Twenty years ago, if you calculated what fraction of the world’s poor lived where, 90 percent lived in the poorest countries. But today, three quarters of the world’s poor live in countries that have graduated to middle income status — like India and China. This has complicated things for aid agencies, like the World Bank, which provide billions of dollars of loans meant to help the poor.
Every three years it’s graduation time at the World Bank and this year is one of them. That means this is the time when countries find out if the bank is going to move them up from poor to middle income. If average income is below $1,035 a year, the country is considered poor, or low-income.* But if the average income is more — the country moves up to middle income. And that’s when the World Bank cuts off the cheapest aid — like zero interest loans.
India just graduated to the rank of middle income, but it still has about 300 million poor residents, which Ravi Kanbur, a professor of economics at Cornell, says could pose a problem.
“Take two groups of poor who are equally poor. But one group happens to live in a country which is above this cutoff. And another group which happens to live in a country which is just below this cut off. At least from my perspective, I can’t see how we can make a sharp differentiation between those two groups of poor,” he says.
“The poor,” he says, “are still poor… The poor of course, haven’t moved, it’s just the classification of the countries, in which they live has changed.”
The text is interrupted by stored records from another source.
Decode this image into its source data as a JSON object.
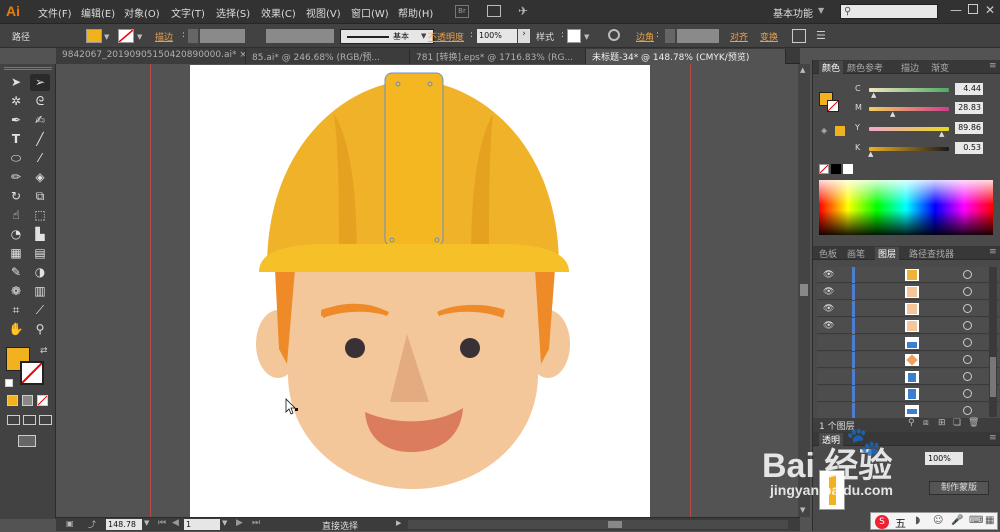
{
  "app": {
    "logo": "Ai",
    "workspace": "基本功能",
    "search_placeholder": ""
  },
  "menu": [
    "文件(F)",
    "编辑(E)",
    "对象(O)",
    "文字(T)",
    "选择(S)",
    "效果(C)",
    "视图(V)",
    "窗口(W)",
    "帮助(H)"
  ],
  "bridge_label": "Br",
  "control": {
    "selection_type": "路径",
    "stroke_label": "描边",
    "brush_label": "基本",
    "opacity_label": "不透明度",
    "opacity_value": "100%",
    "style_label": "样式",
    "corner_label": "边角",
    "align_label": "对齐",
    "transform_label": "变换",
    "fill_color": "#f2b11f"
  },
  "tabs": [
    {
      "label": "9842067_20190905150420890000.ai* ×",
      "active": false
    },
    {
      "label": "85.ai* @ 246.68% (RGB/预...",
      "active": false
    },
    {
      "label": "781 [转换].eps* @ 1716.83% (RG...",
      "active": false
    },
    {
      "label": "未标题-34* @ 148.78% (CMYK/预览)",
      "active": true
    }
  ],
  "tools": [
    "selection-tool",
    "direct-selection-tool",
    "magic-wand-tool",
    "lasso-tool",
    "pen-tool",
    "curvature-tool",
    "type-tool",
    "line-tool",
    "ellipse-tool",
    "paintbrush-tool",
    "pencil-tool",
    "eraser-tool",
    "rotate-tool",
    "scale-tool",
    "warp-tool",
    "free-transform-tool",
    "shape-builder-tool",
    "chart-tool",
    "mesh-tool",
    "gradient-tool",
    "eyedropper-tool",
    "blend-tool",
    "symbol-sprayer-tool",
    "column-graph-tool",
    "artboard-tool",
    "slice-tool",
    "hand-tool",
    "zoom-tool"
  ],
  "color_panel": {
    "tabs": [
      "颜色",
      "颜色参考",
      "描边",
      "渐变"
    ],
    "channels": [
      {
        "label": "C",
        "value": "4.44",
        "color": "#4fa868"
      },
      {
        "label": "M",
        "value": "28.83",
        "color": "#d13c8c"
      },
      {
        "label": "Y",
        "value": "89.86",
        "color": "#e8d81a"
      },
      {
        "label": "K",
        "value": "0.53",
        "color": "#333333"
      }
    ],
    "swatch": "#f2b11f"
  },
  "layers_panel": {
    "tabs": [
      "色板",
      "画笔",
      "图层",
      "路径查找器"
    ],
    "footer": "1 个图层",
    "rows": [
      {
        "visible": true,
        "thumb": "#f0b33a"
      },
      {
        "visible": true,
        "thumb": "#f3c79a"
      },
      {
        "visible": true,
        "thumb": "#f3c79a"
      },
      {
        "visible": true,
        "thumb": "#f3c79a"
      },
      {
        "visible": false,
        "thumb": "#3a7fd0"
      },
      {
        "visible": false,
        "thumb": "#f1a25a"
      },
      {
        "visible": false,
        "thumb": "#3a7fd0"
      },
      {
        "visible": false,
        "thumb": "#3a7fd0"
      },
      {
        "visible": false,
        "thumb": "#3a7fd0"
      }
    ]
  },
  "transparency": {
    "label": "透明",
    "value": "100%",
    "make_mask": "制作蒙版"
  },
  "status": {
    "zoom": "148.78",
    "artboard": "1",
    "tool_name": "直接选择"
  },
  "watermark": {
    "brand": "Bai 经验",
    "site": "jingyan.baidu.com"
  },
  "ime": {
    "label": "五"
  }
}
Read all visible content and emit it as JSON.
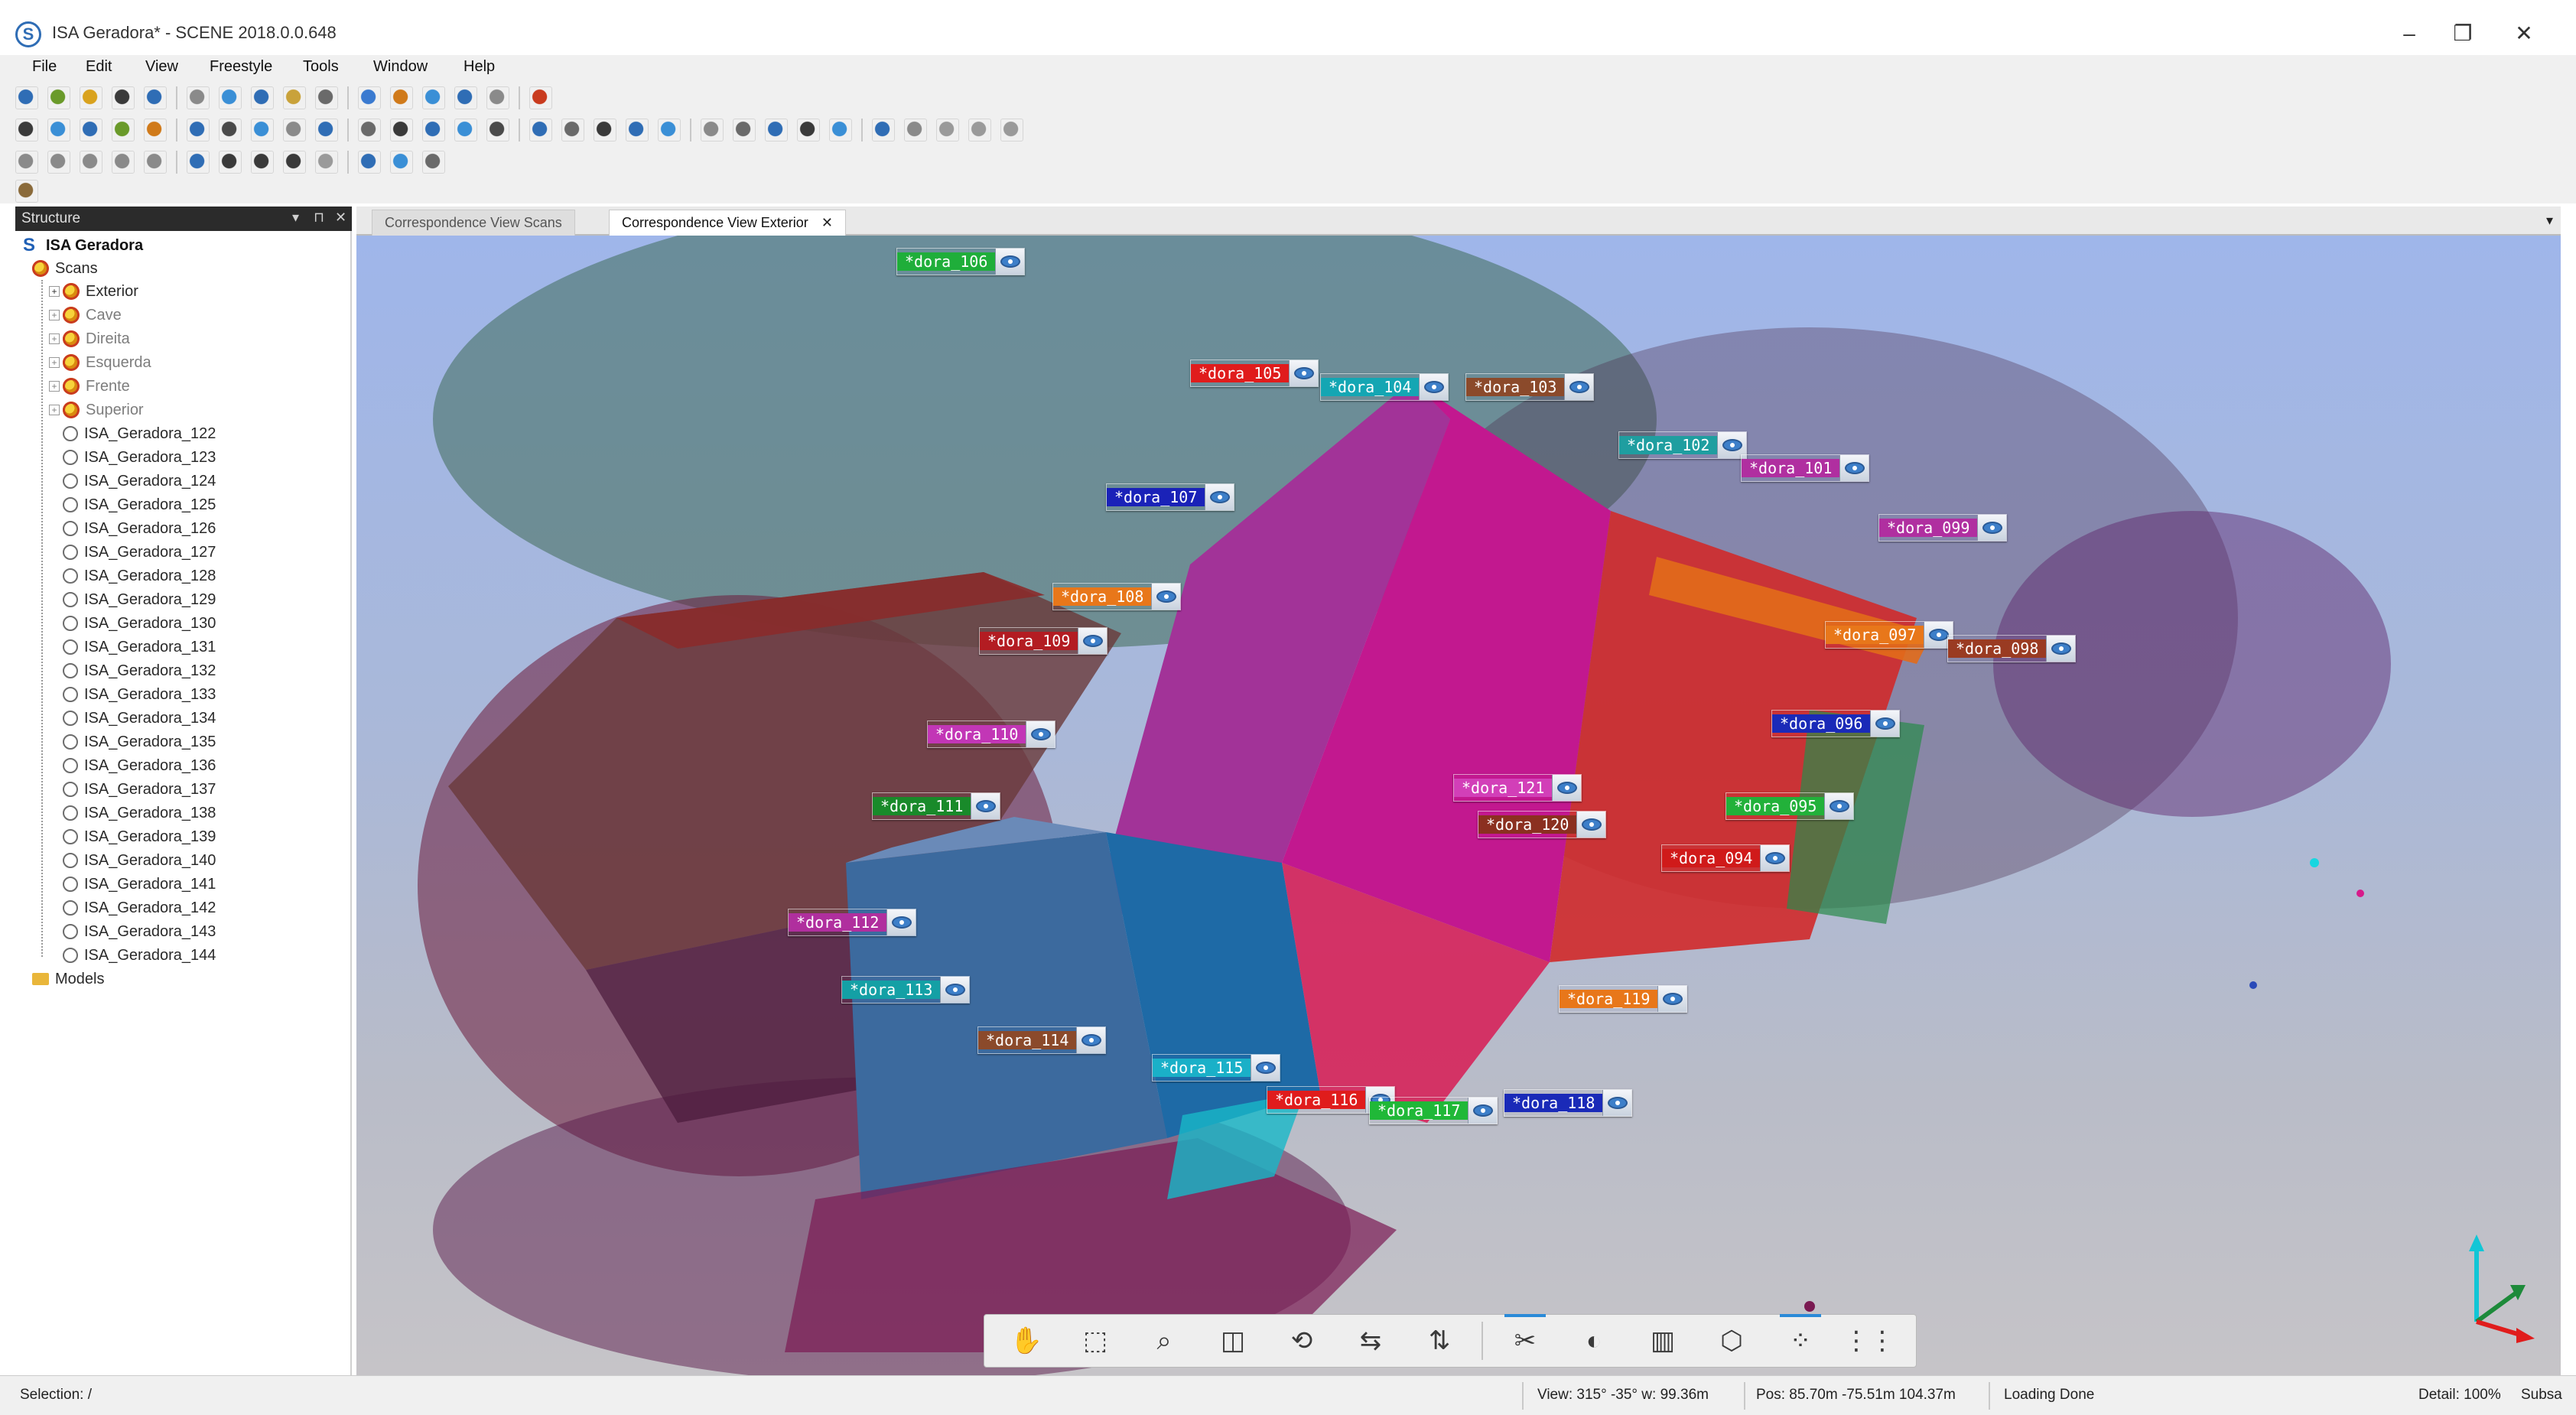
{
  "window": {
    "title": "ISA Geradora* - SCENE 2018.0.0.648",
    "logo_glyph": "S",
    "minimize_glyph": "–",
    "restore_glyph": "❐",
    "close_glyph": "✕"
  },
  "menu": [
    "File",
    "Edit",
    "View",
    "Freestyle",
    "Tools",
    "Window",
    "Help"
  ],
  "structure_panel": {
    "title": "Structure",
    "controls": [
      "▾",
      "⊓",
      "✕"
    ],
    "root": "ISA Geradora",
    "scans_label": "Scans",
    "clusters": [
      {
        "label": "Exterior",
        "dim": false
      },
      {
        "label": "Cave",
        "dim": true
      },
      {
        "label": "Direita",
        "dim": true
      },
      {
        "label": "Esquerda",
        "dim": true
      },
      {
        "label": "Frente",
        "dim": true
      },
      {
        "label": "Superior",
        "dim": true
      }
    ],
    "scans": [
      "ISA_Geradora_122",
      "ISA_Geradora_123",
      "ISA_Geradora_124",
      "ISA_Geradora_125",
      "ISA_Geradora_126",
      "ISA_Geradora_127",
      "ISA_Geradora_128",
      "ISA_Geradora_129",
      "ISA_Geradora_130",
      "ISA_Geradora_131",
      "ISA_Geradora_132",
      "ISA_Geradora_133",
      "ISA_Geradora_134",
      "ISA_Geradora_135",
      "ISA_Geradora_136",
      "ISA_Geradora_137",
      "ISA_Geradora_138",
      "ISA_Geradora_139",
      "ISA_Geradora_140",
      "ISA_Geradora_141",
      "ISA_Geradora_142",
      "ISA_Geradora_143",
      "ISA_Geradora_144"
    ],
    "models_label": "Models"
  },
  "tabs": {
    "items": [
      {
        "label": "Correspondence View Scans",
        "active": false
      },
      {
        "label": "Correspondence View Exterior",
        "active": true
      }
    ],
    "close_glyph": "✕",
    "dropdown_glyph": "▾"
  },
  "scan_tags": [
    {
      "label": "*dora_106",
      "color": "#1fae3a"
    },
    {
      "label": "*dora_105",
      "color": "#e01c1c"
    },
    {
      "label": "*dora_104",
      "color": "#14a6b3"
    },
    {
      "label": "*dora_103",
      "color": "#8b4a2b"
    },
    {
      "label": "*dora_102",
      "color": "#1f9ea0"
    },
    {
      "label": "*dora_101",
      "color": "#b02fa0"
    },
    {
      "label": "*dora_099",
      "color": "#b02fa0"
    },
    {
      "label": "*dora_107",
      "color": "#1a22b8"
    },
    {
      "label": "*dora_108",
      "color": "#e8771a"
    },
    {
      "label": "*dora_109",
      "color": "#b31c22"
    },
    {
      "label": "*dora_097",
      "color": "#e8771a"
    },
    {
      "label": "*dora_098",
      "color": "#9a3b22"
    },
    {
      "label": "*dora_096",
      "color": "#1a2ab8"
    },
    {
      "label": "*dora_110",
      "color": "#c236b6"
    },
    {
      "label": "*dora_121",
      "color": "#d23fb8"
    },
    {
      "label": "*dora_120",
      "color": "#8b3020"
    },
    {
      "label": "*dora_095",
      "color": "#22b13a"
    },
    {
      "label": "*dora_111",
      "color": "#198a2a"
    },
    {
      "label": "*dora_094",
      "color": "#d01a1a"
    },
    {
      "label": "*dora_112",
      "color": "#b02f9e"
    },
    {
      "label": "*dora_113",
      "color": "#14a0a5"
    },
    {
      "label": "*dora_119",
      "color": "#e8771a"
    },
    {
      "label": "*dora_114",
      "color": "#8b4a2b"
    },
    {
      "label": "*dora_115",
      "color": "#1ab0c8"
    },
    {
      "label": "*dora_116",
      "color": "#e01c1c"
    },
    {
      "label": "*dora_117",
      "color": "#20b838"
    },
    {
      "label": "*dora_118",
      "color": "#1a2ab8"
    }
  ],
  "nav_bar": {
    "buttons": [
      {
        "name": "hand-navigation",
        "glyph": "✋"
      },
      {
        "name": "walk-mode",
        "glyph": "⬚"
      },
      {
        "name": "zoom",
        "glyph": "⌕"
      },
      {
        "name": "view-cube",
        "glyph": "◫"
      },
      {
        "name": "rotate",
        "glyph": "⟲"
      },
      {
        "name": "flip-view",
        "glyph": "⇆"
      },
      {
        "name": "align-view",
        "glyph": "⇅"
      },
      {
        "name": "clipping-box",
        "glyph": "✂"
      },
      {
        "name": "slice",
        "glyph": "◐"
      },
      {
        "name": "section",
        "glyph": "▥"
      },
      {
        "name": "box-view",
        "glyph": "⬡"
      },
      {
        "name": "scan-points",
        "glyph": "⁘"
      },
      {
        "name": "more-options",
        "glyph": "⋮⋮"
      }
    ]
  },
  "status_bar": {
    "selection": "Selection: /",
    "view": "View: 315° -35° w: 99.36m",
    "position": "Pos: 85.70m -75.51m 104.37m",
    "loading": "Loading Done",
    "detail": "Detail: 100%",
    "subsample": "Subsa"
  },
  "colors": {
    "accent": "#2a8ad8",
    "panel_header": "#2b2b2b",
    "sky": "#9fb6ea"
  }
}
According to the World Bank’s current rules Kanbur says hundreds of millions of poor could be cut off from the cheapest aid. India got a reprieve, but Ghana, Vietnam and Nigeria are heading towards graduation.
Laurence Chandy, a fellow at the Brookings Institution, says the rise of these countries are success stories. The poor living in middle income countries, he says, do have some advantages.
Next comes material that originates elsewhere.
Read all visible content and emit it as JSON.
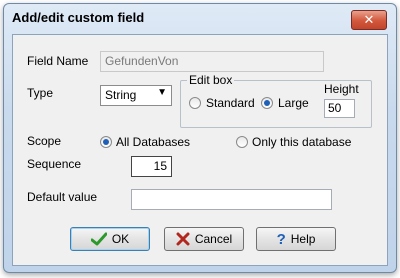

“They’re living in economies that are moving fast. So even if the poor are poor today, there’s probably fairly good prospects that they won’t be poor in five to ten years time, or their children won’t be poor.”
That’s something, Chandy notes, we can’t say about the world’s poorest countries.
“Secondly,” he says, “they’re in countries either are able to access commercial markets for finance, or have large domestic resources already. Or maybe both.”
“The problem however, is not so simple,” says Federico Bonaglia, head of policy dialogue for the Organisation for Economic Co-operation and Development in Paris. A newly-labeled middle country may not have the fiscal resources to take care of its poor.
“Taxation in many of these countries is very low,” he said, “it’s not easy to reform the taxation system.”
Joachim von Amsberg, vice president of concessional finance and global partnerships at the World Bank, notes that the World Bank continues to provide assistance for countries in the middle income rank. “It is just a different type of support that’s most useful for those countries,” he says.
The funding the bank provides to middle income countries, says von Amsberg, is a “catalyst” for aid from other sources. And he says the criteria that rank a country’s financial status are working well. “We plan to continue using those criteria,” he says, as the rules are “fair and efficient.”
Laurence Chandy agrees. “What appears to be the problem,” he says, “is that aid won’t go to those people greatest in need, right?”
The unstable climates, says Chandy, political or environmental, in countries like Haiti or the Democratic Republic of Congo, can mean lenders are reluctant to make any loans at all. So he says, while middle income countries may pay more interest that means more aid freed up for the poor in the most fragile states of all.